Pola Integrasi AI: Prompt, RAG, Fine-Tuning, Agent
Empat pola fundamental untuk mengintegrasikan AI ke dalam produk
Tujuan Pembelajaran
- Memahami empat pola integrasi AI dan kapan menggunakan masing-masing
- Mampu memilih pola yang tepat berdasarkan use case dan constraint
- Memahami trade-off antara simplicity, accuracy, cost, dan maintenance
Analogi
Prompt = Masak mie instant (Cepat, standar, ikuti instruksi)
RAG = Masak + buka buku resep (Ambil info dari knowledge base)
Fine-Tuning = Sekolah masak (Latih skill spesifik, perlu investasi)
Agent = Head chef (Improvisasi, manage alat, keputusan kompleks)
Naik level = lebih powerful, lebih kompleks, lebih mahal.
Prompt = mie instant, RAG = masak sambil buka resep, Fine-Tuning = sekolah masak, Agent = head chef. Mulai dari yang paling sederhana.
Penjelasan Konsep
Empat pola fundamental integrasi AI: (1) Prompt Engineering — kirim prompt ke LLM, tidak ada data external.

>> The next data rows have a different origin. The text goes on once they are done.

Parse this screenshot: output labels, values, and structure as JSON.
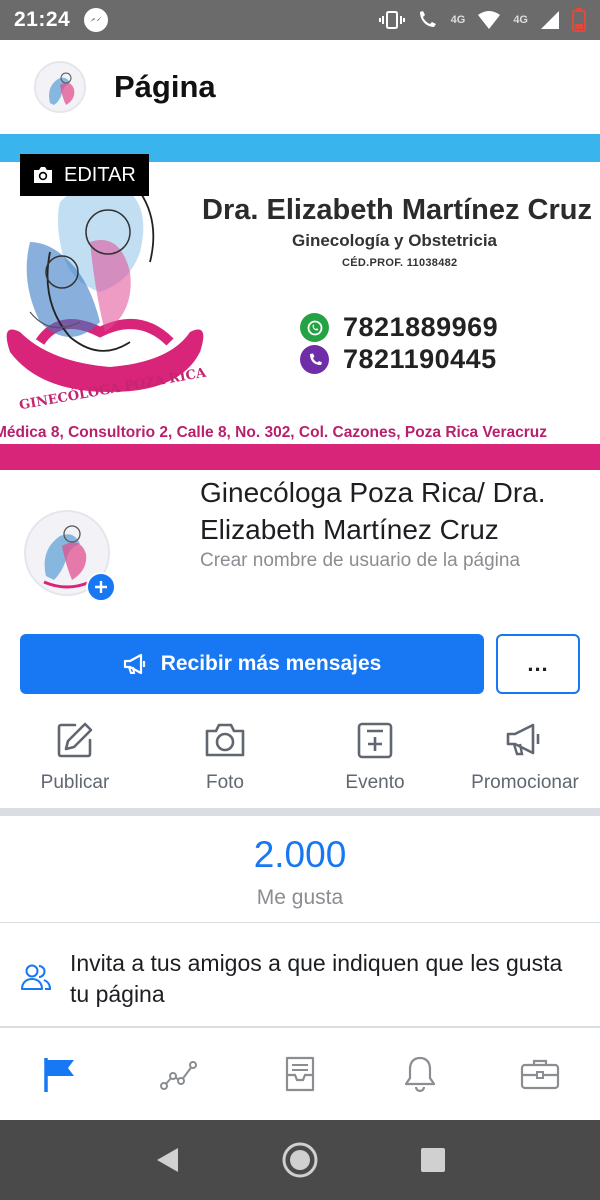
{
  "status_bar": {
    "time": "21:24",
    "network_1": "4G",
    "network_2": "4G"
  },
  "header": {
    "title": "Página"
  },
  "cover": {
    "edit_label": "EDITAR",
    "name": "Dra. Elizabeth Martínez Cruz",
    "specialty": "Ginecología y Obstetricia",
    "cedula": "CÉD.PROF. 11038482",
    "phones": [
      "7821889969",
      "7821190445"
    ],
    "watermark": "GINECÓLOGA POZA RICA",
    "address": "Médica 8, Consultorio 2, Calle 8, No. 302, Col. Cazones, Poza Rica Veracruz"
  },
  "profile": {
    "page_name": "Ginecóloga Poza Rica/ Dra. Elizabeth Martínez Cruz",
    "username_prompt": "Crear nombre de usuario de la página"
  },
  "buttons": {
    "primary_label": "Recibir más mensajes",
    "more_label": "..."
  },
  "actions": [
    {
      "label": "Publicar",
      "icon": "edit-icon"
    },
    {
      "label": "Foto",
      "icon": "camera-icon"
    },
    {
      "label": "Evento",
      "icon": "event-icon"
    },
    {
      "label": "Promocionar",
      "icon": "megaphone-icon"
    }
  ],
  "likes": {
    "count": "2.000",
    "label": "Me gusta"
  },
  "invite": {
    "text": "Invita a tus amigos a que indiquen que les gusta tu página"
  },
  "tabs": [
    {
      "icon": "flag-icon",
      "active": true
    },
    {
      "icon": "insights-icon",
      "active": false
    },
    {
      "icon": "inbox-icon",
      "active": false
    },
    {
      "icon": "bell-icon",
      "active": false
    },
    {
      "icon": "briefcase-icon",
      "active": false
    }
  ],
  "colors": {
    "accent": "#1877f2",
    "cover_pink": "#d8257a",
    "cover_blue": "#3ab4ec",
    "whatsapp": "#25a244",
    "viber": "#6f2da8"
  }
}
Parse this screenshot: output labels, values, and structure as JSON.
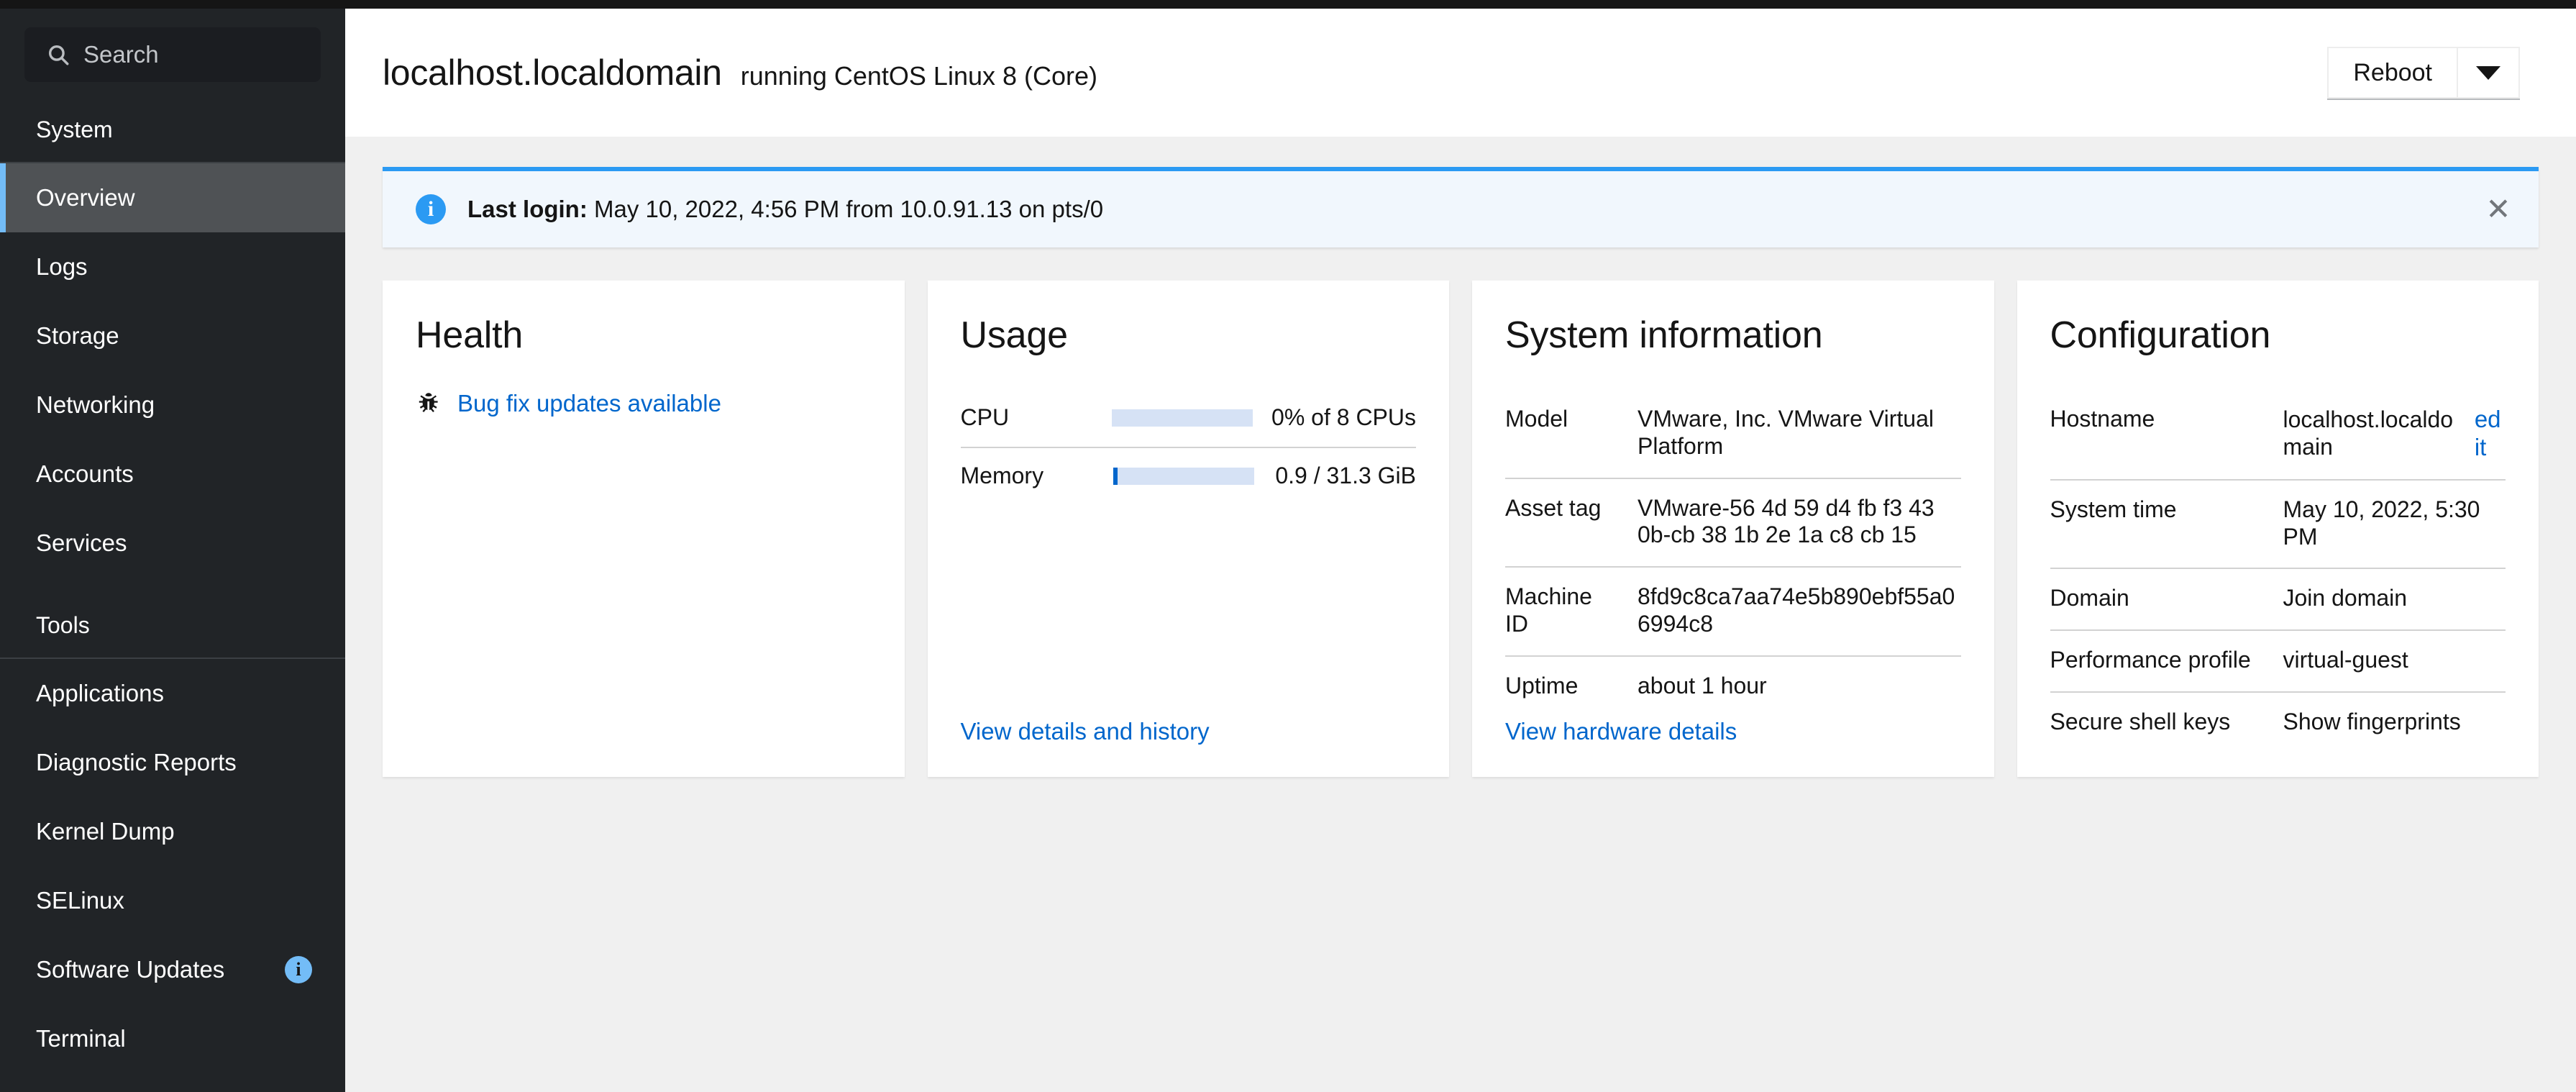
{
  "sidebar": {
    "search": {
      "placeholder": "Search",
      "value": "",
      "icon": "search-icon"
    },
    "sections": [
      {
        "label": "System",
        "items": [
          {
            "label": "Overview",
            "active": true
          },
          {
            "label": "Logs",
            "active": false
          },
          {
            "label": "Storage",
            "active": false
          },
          {
            "label": "Networking",
            "active": false
          },
          {
            "label": "Accounts",
            "active": false
          },
          {
            "label": "Services",
            "active": false
          }
        ]
      },
      {
        "label": "Tools",
        "items": [
          {
            "label": "Applications",
            "active": false
          },
          {
            "label": "Diagnostic Reports",
            "active": false
          },
          {
            "label": "Kernel Dump",
            "active": false
          },
          {
            "label": "SELinux",
            "active": false
          },
          {
            "label": "Software Updates",
            "active": false,
            "badge": "i"
          },
          {
            "label": "Terminal",
            "active": false
          }
        ]
      }
    ]
  },
  "header": {
    "hostname": "localhost.localdomain",
    "running": "running CentOS Linux 8 (Core)",
    "reboot_label": "Reboot",
    "caret_icon": "chevron-down-icon"
  },
  "alert": {
    "icon": "info-icon",
    "label": "Last login:",
    "message": " May 10, 2022, 4:56 PM from 10.0.91.13 on pts/0",
    "close_icon": "✕"
  },
  "cards": {
    "health": {
      "title": "Health",
      "icon": "bug-icon",
      "link": "Bug fix updates available"
    },
    "usage": {
      "title": "Usage",
      "rows": [
        {
          "label": "CPU",
          "value": "0% of 8 CPUs",
          "percent": 0
        },
        {
          "label": "Memory",
          "value": "0.9 / 31.3 GiB",
          "percent": 3
        }
      ],
      "footer_link": "View details and history"
    },
    "system_information": {
      "title": "System information",
      "rows": [
        {
          "key": "Model",
          "value": "VMware, Inc. VMware Virtual Platform"
        },
        {
          "key": "Asset tag",
          "value": "VMware-56 4d 59 d4 fb f3 43 0b-cb 38 1b 2e 1a c8 cb 15"
        },
        {
          "key": "Machine ID",
          "value": "8fd9c8ca7aa74e5b890ebf55a06994c8"
        },
        {
          "key": "Uptime",
          "value": "about 1 hour"
        }
      ],
      "footer_link": "View hardware details"
    },
    "configuration": {
      "title": "Configuration",
      "rows": [
        {
          "key": "Hostname",
          "value": "localhost.localdomain",
          "action": "edit",
          "value_is_link": false
        },
        {
          "key": "System time",
          "value": "May 10, 2022, 5:30 PM",
          "value_is_link": true
        },
        {
          "key": "Domain",
          "value": "Join domain",
          "value_is_link": true
        },
        {
          "key": "Performance profile",
          "value": "virtual-guest",
          "value_is_link": true
        },
        {
          "key": "Secure shell keys",
          "value": "Show fingerprints",
          "value_is_link": true
        }
      ]
    }
  },
  "colors": {
    "sidebar_bg": "#212427",
    "accent_blue": "#06c",
    "alert_border": "#2b9af3",
    "active_item": "#4f5255",
    "active_marker": "#73bcf7"
  }
}
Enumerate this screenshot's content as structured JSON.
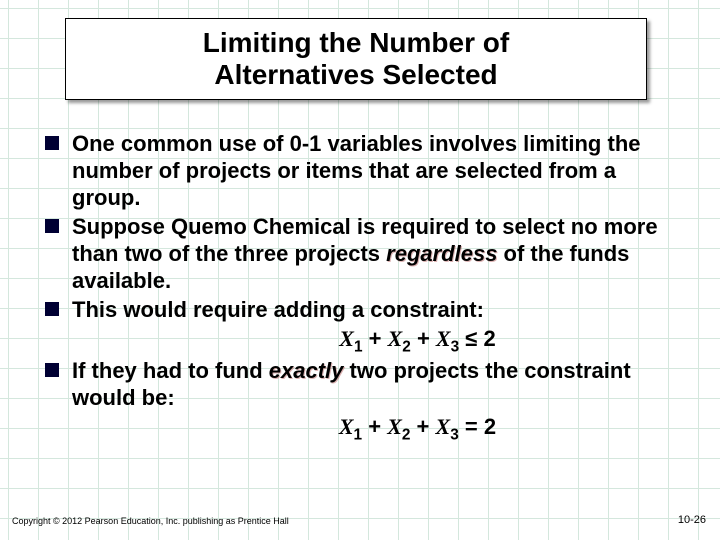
{
  "title_line1": "Limiting the Number of",
  "title_line2": "Alternatives Selected",
  "bullets": [
    {
      "pre": "One common use of 0-1 variables involves limiting the number of projects or items that are selected from a group."
    },
    {
      "pre": "Suppose Quemo Chemical is required to select no more than two of the three projects ",
      "em": "regardless",
      "post": " of the funds available."
    },
    {
      "pre": "This would require adding a constraint:"
    },
    {
      "pre": "If they had to fund ",
      "em": "exactly",
      "post": " two projects the constraint would be:"
    }
  ],
  "formula1": {
    "x1": "X",
    "s1": "1",
    "x2": "X",
    "s2": "2",
    "x3": "X",
    "s3": "3",
    "op": "≤",
    "rhs": "2"
  },
  "formula2": {
    "x1": "X",
    "s1": "1",
    "x2": "X",
    "s2": "2",
    "x3": "X",
    "s3": "3",
    "op": "=",
    "rhs": "2"
  },
  "copyright": "Copyright © 2012 Pearson Education, Inc. publishing as Prentice Hall",
  "pagenum": "10-26"
}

Simpel, murah, cocok untuk text generation dan brainstorming. (2) RAG — cari informasi dari knowledge base (indexing -> embedding -> vector search -> generation). Cocok untuk Q&A over documents, chatbot knowledge base. Kurangi hallucination. (3) Fine-Tuning — latih model dengan data spesifik. Output konsisten, bisa pakai model lebih kecil. Perlu dataset berkualitas. (4) Agent — AI yang bisa berpikir multi-step, pakai tools, ambil keputusan (ReAct pattern). Bisa handle task kompleks tapi paling mahal dan reliability challenge.
Rule: selalu mulai dari Prompt. Kalau butuh data eksternal -> RAG. Kalau butuh output sangat spesifik -> Fine-Tuning. Kalau butuh automation kompleks -> Agent.
Inti yang Perlu Dipahami
Bagian ini berfokus pada memahami empat pola integrasi AI dan kapan menggunakan masing-masing., mampu memilih pola yang tepat berdasarkan use case dan constraint., dan memahami trade-off antara simplicity, accuracy, cost, dan maintenance. Jangan terburu-buru menghafal istilahnya. Lebih penting untuk memahami peran setiap konsep dan kapan konsep itu muncul dalam pekerjaan web development.
Saat membaca Pola Integrasi AI, gunakan tujuan belajar sebagai penanda arah. Kalau kamu sudah bisa menjelaskan tujuan itu dengan kata-katamu sendiri, berarti fondasinya mulai terbentuk.
Cara Membayangkannya
Prompt = mie instant, RAG = masak sambil buka resep, Fine-Tuning = sekolah masak, Agent = head chef. Mulai dari yang paling sederhana. Analogi ini dipakai supaya konsep teknis tidak terasa melayang. Hubungkan setiap istilah dengan perannya: siapa yang meminta, siapa yang memproses, data apa yang berpindah, dan hasil apa yang diharapkan.
Kalau analoginya sudah terasa masuk akal, barulah lihat istilah teknisnya. Cara ini membuat materi lebih mudah dipahami daripada langsung menghafal definisi.
Konteks dalam Perjalanan Belajar
Setiap konsep di platform ini dipilih karena dipakai di industri. Fokus pada pemahaman, bukan hafalan.
Kamu sudah di bagian lanjutan. Mulai pikirkan bagaimana konsep ini dipakai di dunia kerja — bukan hanya untuk belajar, tapi untuk membangun produk nyata.
Gunakan pertanyaan reflektif dan prompt AI di akhir chapter sebagai latihan aktif. Membaca saja tidak cukup — kamu perlu menjelaskan ulang dengan kata-katamu sendiri.
Prompt AI
Untuk produk AI Legal Assistant yang menjawab pertanyaan hukum berdasarkan database undang-undang, analisis 4 pola integrasi. Mana paling tepat? Kenapa?
Pertanyaan Reflektif
Dari 4 pola, mana yang paling sering kamu lihat di produk AI yang kamu pakai? Ada produk yang seharusnya pakai RAG tapi cuma pakai Prompt? Atau sebaliknya?